Stick to your schedule, only change it if something urgent emerges.
Self-awareness: Be aware of how your preferences, strengths, and style impact your time management.
Set up deadlines: Make realistic deadlines and stick to them.
Avoid multi-tasking: You will do better when you focus on a single task at a time. Multi-tasking hampers productivity.
Start early: Those who start the day early are more successful with time management.
Avoid procrastination: Delaying the start of a task makes things worse.
Learn to say “no”
Eliminate time wasters
Appreciate your work
Schedule pleasurable activities
Delegate and communicate
Prioritize your tasks
Prioritize your tasks by sorting them into categories:
Category A: Most important
Category B: Medium importance
Category C:Low importance
Tackle the category As first.
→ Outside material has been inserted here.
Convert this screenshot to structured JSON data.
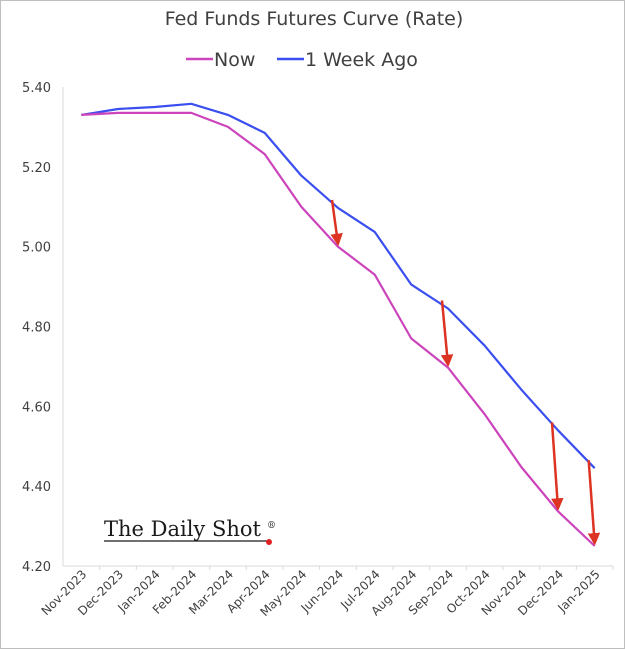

Place them in your calendar and allot them the appropriate amount of time for completion. If you don’t get to the category Cs, remember the saying “Don’t sweat the small stuff.”
Prioritize your work using the four-square method:
Make a list of tasks and sort them into four categories:
First task: High importance and high urgency
Second task: High importance and lower urgency
Third task (Do if necessary): Low importance and high urgency
Fourth task (Don’t do if you run out of time): Low importance and lower urgency
Importance vs Urgency:
A task is important if there are serious consequences to it not being completed
A task is urgent if it demands your immediate attention
You will be the best judge of what is urgent and what is important
Once you have sorted all the tasks, enter them into your calendar. Make sure to allow sufficient time for each task.